Dr Nicole Yap: I think it’s totally unfair because Medicare means that if they don’t give patients rebates, some patients can’t afford to get a mammogram and therefore their pre-cancer diagnosis may be missed because they don’t have symptoms. So I think that’s really unfair. And especially in all age groups. And I have to say that there has been a relatively recent change with the Medicare criteria regarding both breast ultrasound and mammography, which is used quite often in investigation of breast issues. And that has cut back a lot of the rebates, because patients come to me going, oh, I had to pay, like your caller said, up to 500 plus dollars. Now this is specifically so if you don’t fit into the breast screen criteria, which is publicly funded, which is only for certain age groups. So they’ll do that from… They advertise from 50, but from 45 up to 70 or 75, but then they’re missing out on 23% of all the breast cancers, which are under the age of 50.
Presenter: Well, it’s staggering that they should make these changes. And as you say, there are some people who simply can’t afford it so therefore their cancers are going undetected in a lot of the cases, quite literally. And this is not just looking for some cheap headline, but quite literally lives are being put at risk now.

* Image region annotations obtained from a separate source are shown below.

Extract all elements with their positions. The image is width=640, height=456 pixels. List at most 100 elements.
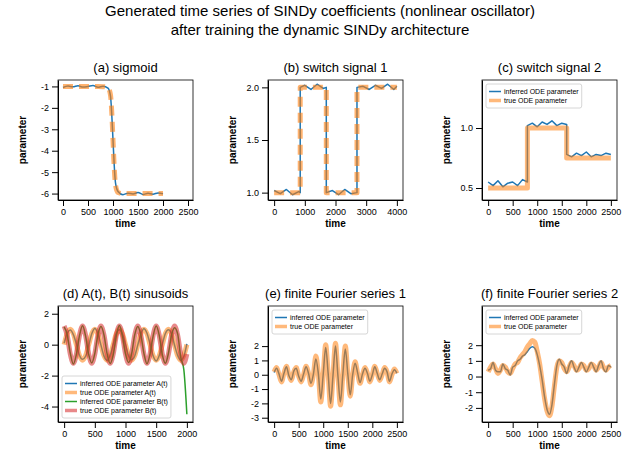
panel-title: (b) switch signal 1 bbox=[283, 60, 387, 75]
tick: -5 bbox=[41, 168, 58, 178]
legend: inferred ODE parameter A(t)true ODE para… bbox=[62, 376, 171, 418]
legend-box bbox=[272, 310, 368, 334]
tick-label: 1.0 bbox=[460, 123, 473, 133]
tick: 1000 bbox=[314, 422, 334, 439]
tick-mark bbox=[299, 422, 300, 428]
tick-label: 0 bbox=[61, 207, 66, 217]
tick: -1 bbox=[465, 388, 482, 398]
tick: -2 bbox=[41, 371, 58, 381]
tick-mark bbox=[476, 408, 482, 409]
tick-mark bbox=[513, 422, 514, 428]
tick-mark bbox=[476, 377, 482, 378]
tick-label: 500 bbox=[506, 207, 521, 217]
tick-label: 3000 bbox=[357, 207, 377, 217]
tick-label: -2 bbox=[465, 403, 473, 413]
tick-mark bbox=[262, 140, 268, 141]
tick: 2500 bbox=[601, 422, 621, 439]
y-axis-title: parameter bbox=[227, 340, 238, 388]
tick: 0 bbox=[44, 340, 58, 350]
legend-box bbox=[62, 376, 171, 418]
series-line bbox=[488, 340, 611, 415]
x-axis: 05001000150020002500 bbox=[59, 200, 199, 217]
y-axis: -3-2-1012 bbox=[251, 307, 269, 424]
tick-label: -1 bbox=[465, 388, 473, 398]
tick-label: 1500 bbox=[552, 207, 572, 217]
tick-mark bbox=[476, 188, 482, 189]
tick-mark bbox=[52, 345, 58, 346]
tick: 1000 bbox=[528, 422, 548, 439]
tick-label: -3 bbox=[251, 413, 259, 423]
tick-label: 1500 bbox=[147, 429, 167, 439]
tick: 0 bbox=[254, 370, 268, 380]
tick-mark bbox=[52, 376, 58, 377]
panel: 05001000150020002500-2-1012(f) finite Fo… bbox=[441, 286, 621, 451]
y-axis-title: parameter bbox=[17, 116, 28, 164]
legend-box bbox=[486, 84, 582, 108]
tick: -2 bbox=[465, 403, 482, 413]
tick-label: 2500 bbox=[601, 429, 621, 439]
panel: 0500100015002000-4-202(d) A(t), B(t) sin… bbox=[17, 286, 197, 451]
tick-label: 0 bbox=[254, 370, 259, 380]
tick-mark bbox=[274, 200, 275, 206]
plot-area bbox=[488, 340, 611, 415]
tick: -1 bbox=[41, 82, 58, 92]
tick-mark bbox=[156, 422, 157, 428]
y-axis: 0.5 1.0 bbox=[460, 81, 482, 201]
series-line bbox=[488, 121, 611, 187]
tick-label: 2500 bbox=[601, 207, 621, 217]
y-axis-title: parameter bbox=[441, 116, 452, 164]
tick-mark bbox=[611, 200, 612, 206]
tick: 1.0 bbox=[246, 188, 268, 198]
legend-label: inferred ODE parameter bbox=[504, 314, 579, 322]
tick: 1500 bbox=[552, 422, 572, 439]
tick: 1.5 bbox=[246, 135, 268, 145]
tick-label: 0 bbox=[44, 340, 49, 350]
tick-label: -1 bbox=[41, 82, 49, 92]
tick-label: 2500 bbox=[387, 429, 407, 439]
plot-area bbox=[274, 343, 397, 406]
legend-label: true ODE parameter A(t) bbox=[80, 389, 156, 397]
plot-frame bbox=[482, 80, 617, 200]
tick-mark bbox=[274, 422, 275, 428]
y-axis-title: parameter bbox=[17, 340, 28, 388]
figure: Generated time series of SINDy coefficie… bbox=[0, 0, 640, 456]
tick: 1500 bbox=[338, 422, 358, 439]
tick: 2500 bbox=[387, 422, 407, 439]
tick-label: -2 bbox=[41, 371, 49, 381]
x-axis-title: time bbox=[115, 218, 136, 229]
tick: 2500 bbox=[178, 200, 198, 217]
figure-title: Generated time series of SINDy coefficie… bbox=[105, 2, 535, 19]
tick-label: 500 bbox=[81, 207, 96, 217]
tick: 1 bbox=[468, 356, 482, 366]
panel-title: (c) switch signal 2 bbox=[498, 60, 601, 75]
tick: 2000 bbox=[177, 422, 197, 439]
tick-label: 1500 bbox=[552, 429, 572, 439]
tick-label: 1 bbox=[468, 356, 473, 366]
legend-swatch bbox=[489, 99, 501, 103]
panel: 05001000150020002500-3-2-1012(e) finite … bbox=[227, 286, 407, 451]
tick: 0.5 bbox=[460, 183, 482, 193]
legend-swatch bbox=[65, 409, 77, 413]
y-axis-line bbox=[482, 307, 483, 423]
panel-title: (e) finite Fourier series 1 bbox=[265, 286, 406, 301]
x-axis-title: time bbox=[539, 440, 560, 451]
tick-mark bbox=[611, 422, 612, 428]
y-axis-line bbox=[58, 307, 59, 423]
tick-mark bbox=[262, 193, 268, 194]
legend-label: true ODE parameter bbox=[504, 97, 568, 105]
y-axis-line bbox=[268, 81, 269, 201]
series-line bbox=[274, 84, 397, 195]
tick: 500 bbox=[292, 422, 307, 439]
plot-frame bbox=[482, 306, 617, 422]
tick: 0 bbox=[272, 200, 277, 217]
x-axis: 05001000150020002500 bbox=[269, 422, 408, 439]
tick-mark bbox=[163, 200, 164, 206]
tick: 1000 bbox=[295, 200, 315, 217]
tick-label: 0 bbox=[468, 372, 473, 382]
tick: 2000 bbox=[577, 422, 597, 439]
tick-mark bbox=[52, 129, 58, 130]
tick-label: -2 bbox=[251, 399, 259, 409]
legend-label: inferred ODE parameter A(t) bbox=[80, 380, 168, 388]
tick-label: 2 bbox=[254, 341, 259, 351]
tick-mark bbox=[586, 200, 587, 206]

Dr Nicole Yap: Correct. And we all know that early diagnosis saves lives. So if you can’t find something early, then by the time you do develop a symptom that is rebatable such as a lump, then it might have already spread. So we haven’t caught it in its early stages. So this is actually quite an important topic.
Presenter: It certainly is. And it’s one we’re going to try to follow up with the AMA and also the state government. So Nicole, Dr. Nicole, thanks very much for your time and for a bit of an explanation there as to why things have changed suddenly.